А моя-то, как отошла от икоты, так и давай меня резиновым сапогом охаживать:

– Паразит ты такой! Ври да не завирайся. А кальсоны с тебя – эти, которые с топорами, то же сняли? Пропойца чёртов! До белой горячки допился! Всю жизнь мою изуродовал! Я бы теперь, коль не ты, как барыня с Петькой Жучком жила! Он поперёд тебя ко мне сватался, да я ему, дура, отказала… Кровопийца чёртов!

Озверела баба, но она не права была, что у меня белая горячка, я перед этим дня три в рот не брал, не на что было…

Лёшка Моряк замолчал, вздохнул как-то тяжко-тяжко и полез за табаком. Кисет он держал, как и всё остальное – за пазухой.

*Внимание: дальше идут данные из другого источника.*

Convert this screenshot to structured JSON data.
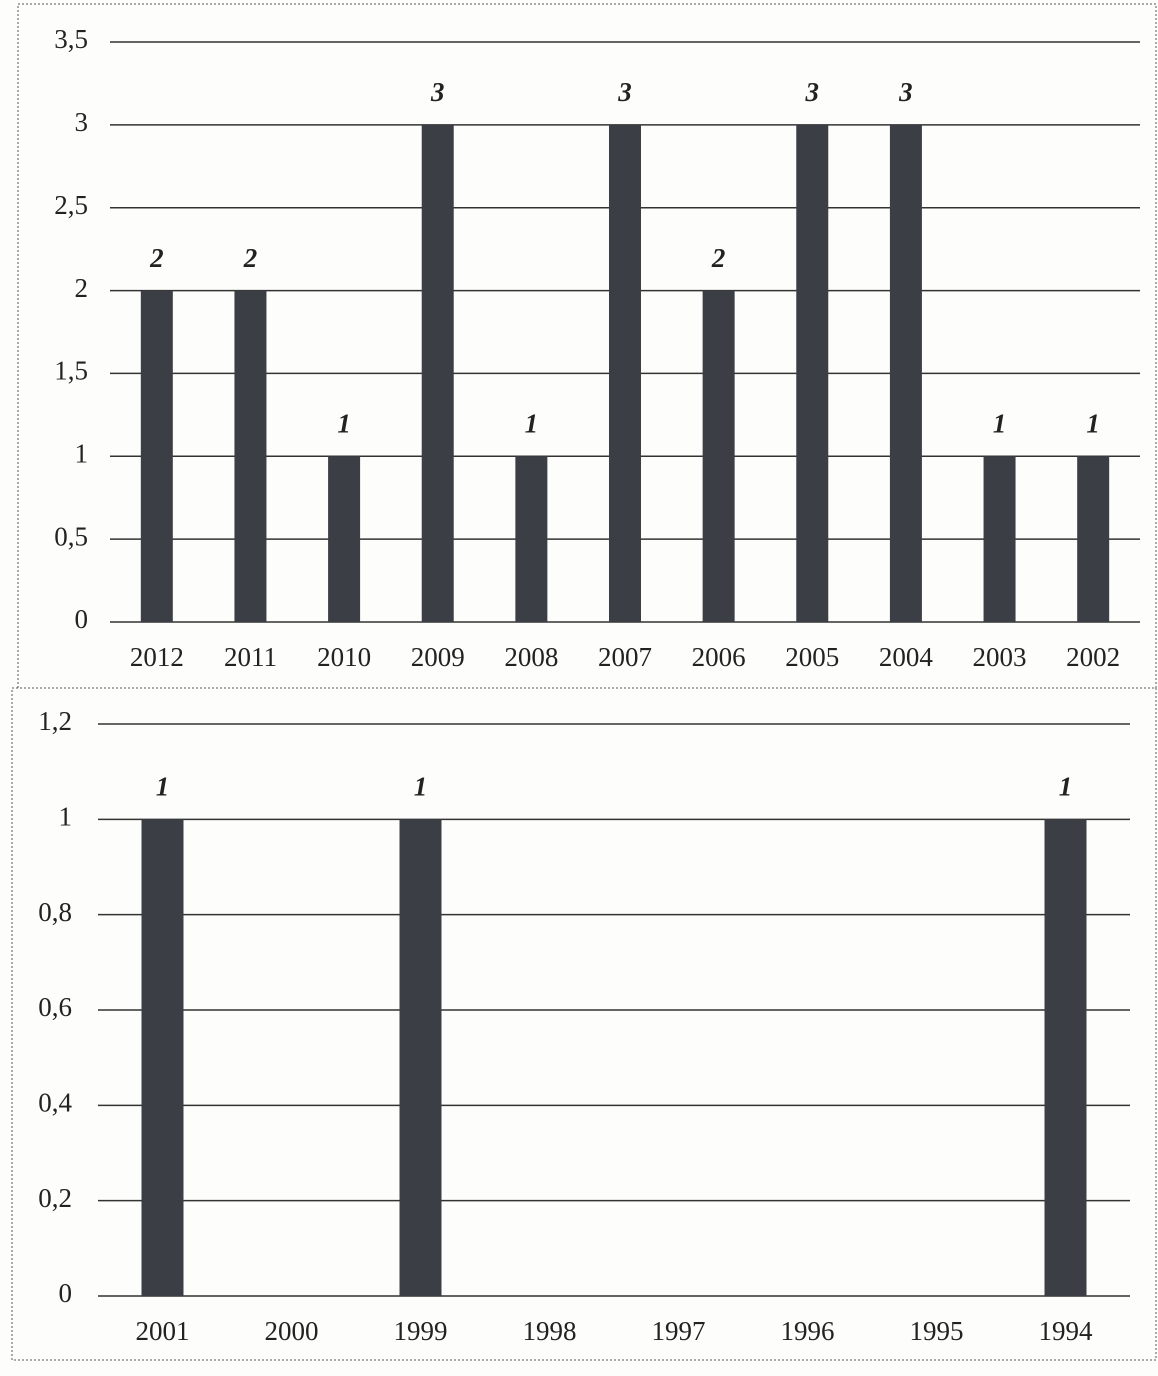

Пока дед возился с цигаркой, я вылил остаток стылой водки в стакан и протянул рассказчику. Доза была вполне приличной. Дед, как будто бодаясь, мотнул головой

– Не! Только после тебя! Лёшка Моряк никогда сукой не был. Пей!

Я прислонил стакан к губам, делая вид, что пью.

Дед, то ли не заметил, то ли постарался незаметить мою хитрость. Опрокинув стакан, он раскраснелся, морщины его разгладились, выражение лица стало глуповато-беспечным.

– Ё-ка-ле-ме-не… – дед зашарил возле себя руками, словно искал в соломе закуску. – А, вот он где! – Лёшка Моряк вытащил из-под себя что-то тяжёлое и чёрное.

Я с ужасом увидел у него в руках длинноствольный щекастый наган с барабаном и большим, как отогнутый кукиш, курком. Наган хищно уставился на меня своим чёрным и глубоким, как колодезь, дулом, затягивая мой взгляд в бездонную пропасть.

Дед, увидев мой испуг, дурашливо хмыкнул и сунул свою пушку туда, за пазуху, откуда он несколько минут назад доставал табак и сало.

Уже было видно, что Лёшка Моряк поплыл, и поплыл, кажется, довольно далеко, к неведомым берегам. Он ткнулся лбом в угол посылочного ящика и замолчал.

Надо было что-то делать.

Так получилось, что я, хоть и рос в селе, но никогда не держал в руках упряжи. Мои родители не были колхозниками, а в нашем хозяйстве, кроме кур да кошки, другой живности не было.

Управлять лошадью – дело нехитрое, и я натянул длинные из брезентового ремня вожжи. Обкуренная лошадь, наверное, устав топтаться на месте, мотнула шеей и радостно затанцевала. Но с места не тронулась. Я догадался слегка шлёпнуть её вожжами, одновремённо отпустив их, и наша «Мурка», кобылка ещё в теле, тут же торопко побежала по снежному полю.

Сколько времени мы с дедом проболтали, я не знаю, но солнце уже стало сползать с макушки под бугор, а зимний день, как известно, короче воробьиного носа.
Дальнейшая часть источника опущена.